The marchers, among them actual survivors of imprisonment and torture, were carrying the traditional Iranian lion-and-sun alongside the flags of America and Israel. They have been calling for the same freedom that Britain has, for the longest time, claimed to represent in the world. And yet there on the faces of onlookers was not recognition, but something else entirely.

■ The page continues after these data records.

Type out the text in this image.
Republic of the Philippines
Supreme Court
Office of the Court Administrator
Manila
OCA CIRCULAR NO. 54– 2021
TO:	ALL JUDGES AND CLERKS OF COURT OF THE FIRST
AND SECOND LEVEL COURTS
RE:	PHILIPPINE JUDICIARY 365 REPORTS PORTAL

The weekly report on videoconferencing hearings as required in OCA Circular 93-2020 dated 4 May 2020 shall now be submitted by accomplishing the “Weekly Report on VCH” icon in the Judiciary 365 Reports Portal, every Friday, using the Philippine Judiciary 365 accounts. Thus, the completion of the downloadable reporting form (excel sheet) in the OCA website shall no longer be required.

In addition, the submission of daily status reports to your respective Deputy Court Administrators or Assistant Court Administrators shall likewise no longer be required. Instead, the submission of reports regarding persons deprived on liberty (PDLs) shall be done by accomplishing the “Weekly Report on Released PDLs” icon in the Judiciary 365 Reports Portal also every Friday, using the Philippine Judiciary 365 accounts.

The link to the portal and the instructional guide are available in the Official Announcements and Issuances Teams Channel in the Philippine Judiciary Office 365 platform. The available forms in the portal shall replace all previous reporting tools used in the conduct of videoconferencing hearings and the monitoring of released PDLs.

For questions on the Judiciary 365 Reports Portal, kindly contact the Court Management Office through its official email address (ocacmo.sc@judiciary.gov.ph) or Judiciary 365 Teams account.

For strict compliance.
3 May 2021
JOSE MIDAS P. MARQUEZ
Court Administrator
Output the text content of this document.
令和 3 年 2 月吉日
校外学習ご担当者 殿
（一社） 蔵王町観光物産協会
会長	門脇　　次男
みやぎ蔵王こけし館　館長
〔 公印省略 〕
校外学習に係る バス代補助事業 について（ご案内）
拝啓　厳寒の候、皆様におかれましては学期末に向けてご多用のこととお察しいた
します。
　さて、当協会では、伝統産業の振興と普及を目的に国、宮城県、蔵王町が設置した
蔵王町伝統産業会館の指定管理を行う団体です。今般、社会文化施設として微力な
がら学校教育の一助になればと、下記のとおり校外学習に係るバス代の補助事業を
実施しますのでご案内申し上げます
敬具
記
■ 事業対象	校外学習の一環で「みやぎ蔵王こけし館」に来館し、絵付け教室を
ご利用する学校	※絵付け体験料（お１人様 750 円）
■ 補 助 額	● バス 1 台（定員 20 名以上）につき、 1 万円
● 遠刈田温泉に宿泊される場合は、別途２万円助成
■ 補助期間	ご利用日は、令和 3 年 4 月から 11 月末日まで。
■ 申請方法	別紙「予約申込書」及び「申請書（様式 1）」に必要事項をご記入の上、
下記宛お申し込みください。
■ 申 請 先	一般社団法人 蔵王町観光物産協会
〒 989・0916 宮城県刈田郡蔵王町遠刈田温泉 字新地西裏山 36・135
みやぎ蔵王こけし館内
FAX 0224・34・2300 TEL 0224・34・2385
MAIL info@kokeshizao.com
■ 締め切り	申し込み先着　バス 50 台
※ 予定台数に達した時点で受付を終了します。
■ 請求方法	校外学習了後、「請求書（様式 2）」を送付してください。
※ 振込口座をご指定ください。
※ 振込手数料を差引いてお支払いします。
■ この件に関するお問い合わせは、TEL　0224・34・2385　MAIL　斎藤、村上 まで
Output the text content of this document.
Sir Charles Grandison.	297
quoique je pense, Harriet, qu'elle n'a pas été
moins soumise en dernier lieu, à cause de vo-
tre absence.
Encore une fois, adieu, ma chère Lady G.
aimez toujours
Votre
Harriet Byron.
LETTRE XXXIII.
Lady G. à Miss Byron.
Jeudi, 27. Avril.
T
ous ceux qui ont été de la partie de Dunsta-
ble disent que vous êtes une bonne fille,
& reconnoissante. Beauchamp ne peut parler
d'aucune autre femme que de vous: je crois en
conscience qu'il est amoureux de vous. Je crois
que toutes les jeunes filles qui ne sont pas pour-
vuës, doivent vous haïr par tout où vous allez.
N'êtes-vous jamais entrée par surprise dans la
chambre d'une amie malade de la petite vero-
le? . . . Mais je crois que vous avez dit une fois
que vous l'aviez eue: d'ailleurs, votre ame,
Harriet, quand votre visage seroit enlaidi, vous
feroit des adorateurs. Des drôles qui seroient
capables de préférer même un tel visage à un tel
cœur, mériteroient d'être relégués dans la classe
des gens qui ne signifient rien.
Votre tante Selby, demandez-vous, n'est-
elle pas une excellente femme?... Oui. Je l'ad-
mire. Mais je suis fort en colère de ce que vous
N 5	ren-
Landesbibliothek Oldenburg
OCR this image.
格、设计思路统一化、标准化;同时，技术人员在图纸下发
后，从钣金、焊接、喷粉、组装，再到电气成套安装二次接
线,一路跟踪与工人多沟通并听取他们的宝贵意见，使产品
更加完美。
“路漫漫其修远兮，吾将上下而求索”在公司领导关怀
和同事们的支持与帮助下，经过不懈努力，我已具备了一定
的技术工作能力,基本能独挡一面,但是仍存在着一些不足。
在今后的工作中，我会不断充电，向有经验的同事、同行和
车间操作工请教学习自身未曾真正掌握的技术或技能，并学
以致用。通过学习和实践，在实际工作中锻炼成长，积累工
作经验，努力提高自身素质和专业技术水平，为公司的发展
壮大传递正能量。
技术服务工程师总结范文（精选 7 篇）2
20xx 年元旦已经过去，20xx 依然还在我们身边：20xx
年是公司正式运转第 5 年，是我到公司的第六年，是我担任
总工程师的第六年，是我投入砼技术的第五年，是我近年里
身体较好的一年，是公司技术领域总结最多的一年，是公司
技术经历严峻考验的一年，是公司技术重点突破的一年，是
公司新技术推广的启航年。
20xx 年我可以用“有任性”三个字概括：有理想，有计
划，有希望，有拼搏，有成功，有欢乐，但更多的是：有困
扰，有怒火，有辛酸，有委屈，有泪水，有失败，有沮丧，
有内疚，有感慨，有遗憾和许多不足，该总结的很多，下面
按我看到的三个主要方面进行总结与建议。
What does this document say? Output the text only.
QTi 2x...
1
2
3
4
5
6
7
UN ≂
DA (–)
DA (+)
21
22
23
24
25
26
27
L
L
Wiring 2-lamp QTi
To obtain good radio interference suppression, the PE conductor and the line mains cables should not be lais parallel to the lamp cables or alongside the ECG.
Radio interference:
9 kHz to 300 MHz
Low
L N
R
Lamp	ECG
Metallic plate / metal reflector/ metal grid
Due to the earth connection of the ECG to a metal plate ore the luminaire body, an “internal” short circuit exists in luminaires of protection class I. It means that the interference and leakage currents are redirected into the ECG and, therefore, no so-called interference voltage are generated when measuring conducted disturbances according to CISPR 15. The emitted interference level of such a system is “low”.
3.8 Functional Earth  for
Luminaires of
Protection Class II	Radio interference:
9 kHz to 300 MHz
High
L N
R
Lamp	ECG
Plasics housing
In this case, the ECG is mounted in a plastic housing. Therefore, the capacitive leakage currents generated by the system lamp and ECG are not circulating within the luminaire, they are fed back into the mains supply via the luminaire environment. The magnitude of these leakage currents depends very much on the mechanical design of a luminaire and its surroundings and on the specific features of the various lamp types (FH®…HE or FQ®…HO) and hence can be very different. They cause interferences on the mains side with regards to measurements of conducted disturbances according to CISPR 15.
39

I have spent a great deal of time with the Iranian diaspora. I have photographed them during their Nowruz (Persian New Year) celebrations in Golders Green, at the permanent encampment outside the Iranian Embassy in Knightsbridge, and at their Sunday protests on Whitehall, where they gather outside Downing Street, calling on the government to proscribe the Islamic Revolutionary Guards Corps (IRGC). They are, in my experience, some of the most serious and clear-eyed people living in the UK at the moment. They have seen political Islam from the inside, not as a theoretical proposition but as a lived system of repression and coercion. A system that has disappeared friends, imprisoned family members and attempted to overwrite a truly great civilisation. The country of Hafez and Rumi has in their exile become a byword for extremist and authoritarian terror and a nation that is now ranked 145th out of 148 for the treatment of women. Some of these protesters literally have the scars.